Living in urban area with so little money was very hard—a common phenomenon all over developing countries. Nevertheless, people still endure it because there is hope for a better life, while in their home village there is none. However, only a small fraction of them, after years of hardship, gains decent life. The majority still lives in the shanties at the margin of the urban areas for generations.

‘Yohanes Kogoya’ fulfilled the inclusion criteria of the study, which was very good for everybody. I asked the Abepura Hospital staff to let me move him to Dian Harapan Hospital, a Catholic hospital, which had a better quality care; they were happy with this request. On the second day in Dian Harapan—he was still in coma—his folks came. They said they had left him alone because they were afraid of being charged by the Abepura Hospital.
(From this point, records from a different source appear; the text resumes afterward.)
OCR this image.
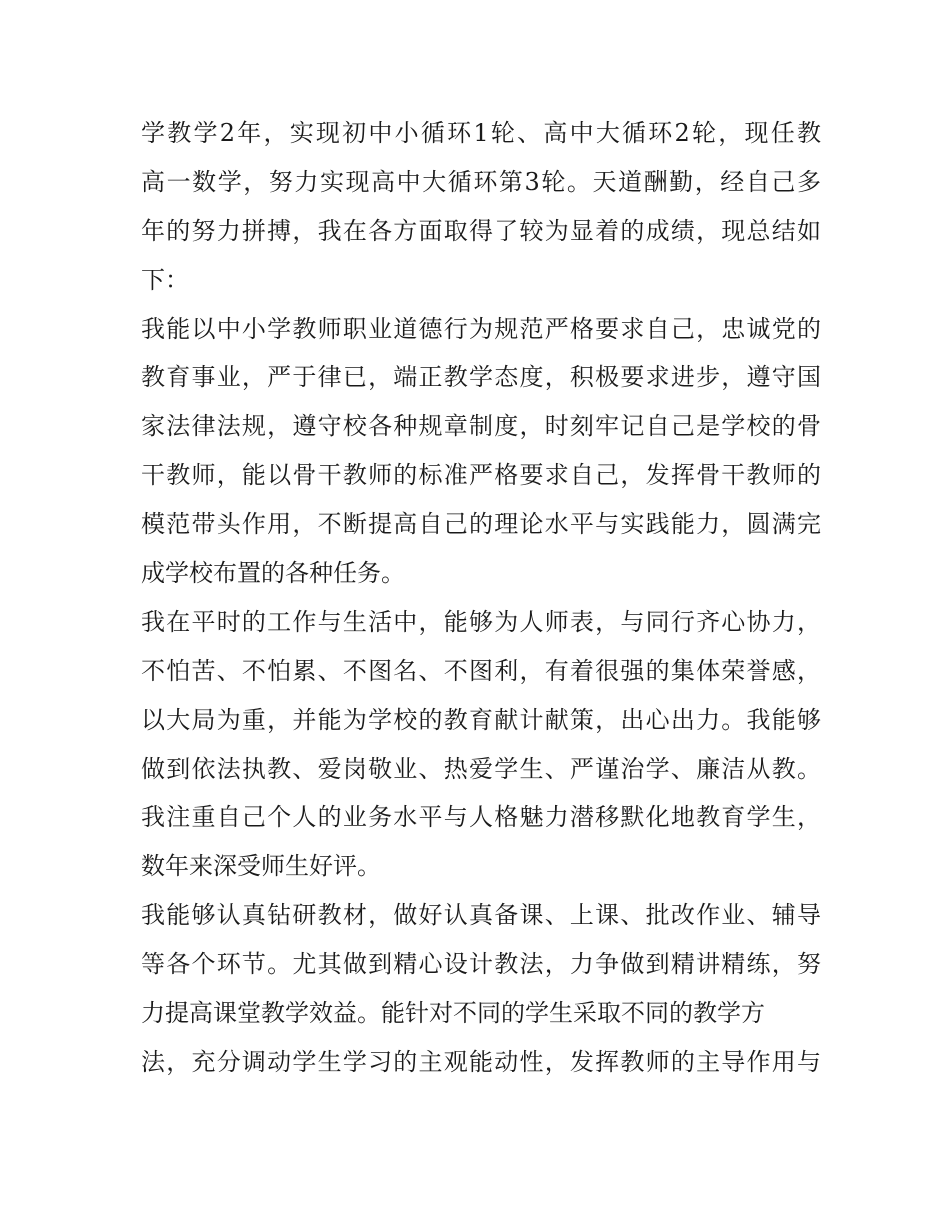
学教学2年，实现初中小循环1轮、高中大循环2轮，现任教
高一数学，努力实现高中大循环第3轮。天道酬勤，经自己多
年的努力拼搏，我在各方面取得了较为显着的成绩，现总结如
下：
我能以中小学教师职业道德行为规范严格要求自己，忠诚党的
教育事业，严于律已，端正教学态度，积极要求进步，遵守国
家法律法规，遵守校各种规章制度，时刻牢记自己是学校的骨
干教师，能以骨干教师的标准严格要求自己，发挥骨干教师的
模范带头作用，不断提高自己的理论水平与实践能力，圆满完
成学校布置的各种任务。
我在平时的工作与生活中，能够为人师表，与同行齐心协力，
不怕苦、不怕累、不图名、不图利，有着很强的集体荣誉感，
以大局为重，并能为学校的教育献计献策，出心出力。我能够
做到依法执教、爱岗敬业、热爱学生、严谨治学、廉洁从教。
我注重自己个人的业务水平与人格魅力潜移默化地教育学生，
数年来深受师生好评。
我能够认真钻研教材，做好认真备课、上课、批改作业、辅导
等各个环节。尤其做到精心设计教法，力争做到精讲精练，努
力提高课堂教学效益。能针对不同的学生采取不同的教学方
法，充分调动学生学习的主观能动性，发挥教师的主导作用与
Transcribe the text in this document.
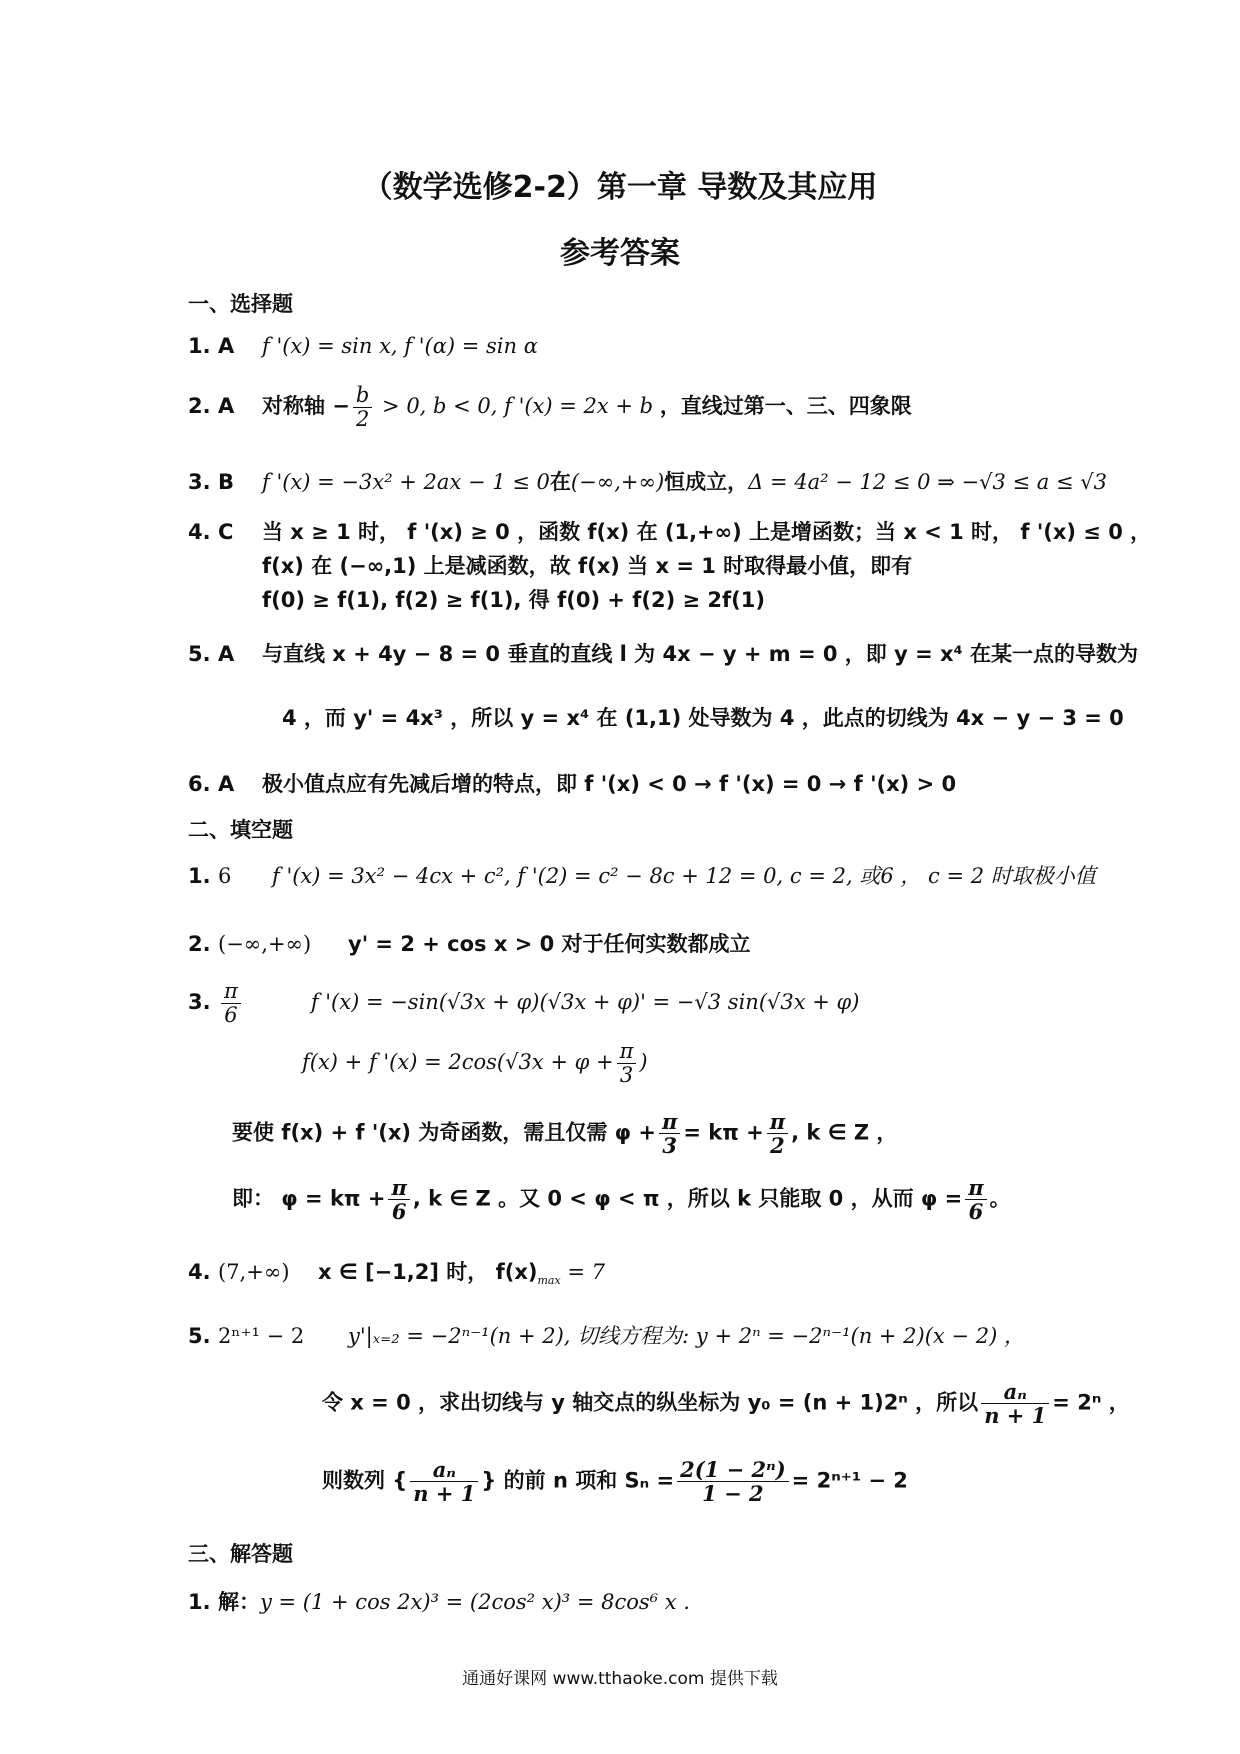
（数学选修2-2）第一章 导数及其应用
参考答案
一、选择题
1. A f '(x) = sin x, f '(α) = sin α
2. A 对称轴 − $\frac{b}{2} > 0$, b < 0, f '(x) = 2x + b ，直线过第一、三、四象限
3. B f '(x) = −3x² + 2ax − 1 ≤ 0在(−∞,+∞)恒成立，Δ = 4a² − 12 ≤ 0 ⇒ −√3 ≤ a ≤ √3
4. C 当 x ≥ 1 时， f '(x) ≥ 0 ，函数 f(x) 在 (1,+∞) 上是增函数；当 x < 1 时， f '(x) ≤ 0 ，
f(x) 在 (−∞,1) 上是减函数，故 f(x) 当 x = 1 时取得最小值，即有
f(0) ≥ f(1), f(2) ≥ f(1), 得 f(0) + f(2) ≥ 2f(1)
5. A 与直线 x + 4y − 8 = 0 垂直的直线 l 为 4x − y + m = 0 ，即 y = x⁴ 在某一点的导数为
4 ，而 y' = 4x³ ，所以 y = x⁴ 在 (1,1) 处导数为 4 ，此点的切线为 4x − y − 3 = 0
6. A 极小值点应有先减后增的特点，即 f '(x) < 0 → f '(x) = 0 → f '(x) > 0
二、填空题
1. 6 f '(x) = 3x² − 4cx + c², f '(2) = c² − 8c + 12 = 0, c = 2, 或6 ， c = 2 时取极小值
2. (−∞,+∞) y' = 2 + cos x > 0 对于任何实数都成立
3. $\frac{\pi}{6}$	f '(x) = −sin(√3x + φ)(√3x + φ)' = −√3 sin(√3x + φ)
f(x) + f '$(x) = 2\cos(√3x + \varphi + \frac{\pi}{3}$ )
要使 f(x) + f '(x) 为奇函数，需且仅需 $\varphi + \frac{\pi}{3} = k\pi + \frac{\pi}{2}$ , k ∈ Z ，
即： $\varphi = k\pi + \frac{\pi}{6}$ , k ∈ Z 。又 0 < φ < π ，所以 k 只能取 0 ，从而 $\varphi = \frac{\pi}{6}$ 。
4. (7,+∞) x ∈ [−1,2] 时， $f(x)_{max} = 7$
5. 2ⁿ⁺¹ − 2 y'|ₓ₌₂ = −2ⁿ⁻¹(n + 2), 切线方程为: y + 2ⁿ = −2ⁿ⁻¹(n + 2)(x − 2) ，
令 x = 0 ，求出切线与 y 轴交点的纵坐标为 y₀ = (n + 1)2ⁿ ，所以 $\frac{\text{aₙ}}{n + 1} = 2^n$ ，
则数列 { $\frac{\text{aₙ}}{n + 1}$ } 的前 n 项和 $S_n = \frac{\text{2(1 − 2ⁿ)}}{1 - 2} = 2^{n+1} - 2$
三、解答题
1. 解：y = (1 + cos 2x)³ = (2cos² x)³ = 8cos⁶ x .
通通好课网 www.tthaoke.com 提供下载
My guess was confirmed; they were Western Dani men.

The highlanders were immunologically naïve against malaria because highland, up to early 1990s, was not a suitable habitat for anopheline mosquitoes, too cold for its optimum reproduction. In Jayapura, a coastal town, they were exposed to malaria. The impact is like an unguarded town invaded by Genghis Khan troops. Two of my highland patients died (100% case fatality rate among them). Miraculously, Lukas Murip, the real name of ‘Yohanes Kogoya’, survived uneventfully.